Grandiloquent, grandiose, « I Never Asked To Be Your Mountain » pousse encore d’un cran le regret jusqu’à l’orée du reproche. Parfait panorama tumultueux et acide au bord d’une falaise, le titre a été écrit par BUCKLEY pour sa femme de l’époque et son fils, le jeune Jeff, qui reprendra d’ailleurs la chanson en concert plus tard, au moment où il les quitte pour poursuivre sa carrière de musicien. Un aigre aveu d’impuissance, vis-à-vis des responsabilités lui incombant alors, cette « montagne », comme un point de repère qu’il n’était pas tout à fait prêt à incarner. Curieux point à noter, une phrase, « Je me noie vers toi », revêtant un aspect troublant quant à l’accident qui emportera Jeff à l’aube d’une carrière prometteuse.

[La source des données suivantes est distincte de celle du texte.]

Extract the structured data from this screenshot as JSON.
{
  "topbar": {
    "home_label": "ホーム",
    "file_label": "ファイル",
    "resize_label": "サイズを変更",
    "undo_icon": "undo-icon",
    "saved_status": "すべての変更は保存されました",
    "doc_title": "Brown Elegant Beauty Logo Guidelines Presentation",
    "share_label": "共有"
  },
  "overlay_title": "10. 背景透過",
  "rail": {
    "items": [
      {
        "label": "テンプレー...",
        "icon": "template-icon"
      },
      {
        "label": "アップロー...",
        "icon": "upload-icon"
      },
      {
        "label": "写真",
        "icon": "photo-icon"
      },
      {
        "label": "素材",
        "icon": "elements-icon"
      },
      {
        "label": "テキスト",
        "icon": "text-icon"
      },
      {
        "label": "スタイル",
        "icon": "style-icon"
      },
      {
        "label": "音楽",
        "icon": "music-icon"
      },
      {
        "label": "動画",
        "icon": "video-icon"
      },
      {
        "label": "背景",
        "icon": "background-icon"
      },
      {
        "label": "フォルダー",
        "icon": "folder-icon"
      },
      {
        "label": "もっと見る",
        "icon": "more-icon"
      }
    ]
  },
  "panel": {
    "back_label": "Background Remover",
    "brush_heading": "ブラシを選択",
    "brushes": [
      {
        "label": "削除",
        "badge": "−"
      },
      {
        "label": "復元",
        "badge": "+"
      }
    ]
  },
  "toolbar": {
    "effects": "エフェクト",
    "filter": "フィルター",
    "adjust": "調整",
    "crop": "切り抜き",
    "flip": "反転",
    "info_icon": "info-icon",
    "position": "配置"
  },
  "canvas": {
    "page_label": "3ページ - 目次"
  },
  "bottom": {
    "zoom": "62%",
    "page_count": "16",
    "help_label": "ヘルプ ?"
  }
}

"Hallucinations" inaugure la transposition d’une belligérance à consonance plus chevaleresque. Coruscant et fruit de vapeurs d’un lointain affrontement, autant temporel que locatif, on l’imagine en tant que chant joué lors du départ d’un chevalier pour la bataille ou motivant l’ultime sortie d’un roi assiégé : « Le château tomba, tu es maintenant partie, et la cloche ne sonne plus ». Simples souvenirs cependant, révolus ou se faisant reconnaître bien plus tard, à leurs cicatrices, matérialisés par cette « bougie consumée » ou bouffées envahissantes d’opium ?... Le bref "Knight-Errant" est tout aussi hallucinogène et évocateur.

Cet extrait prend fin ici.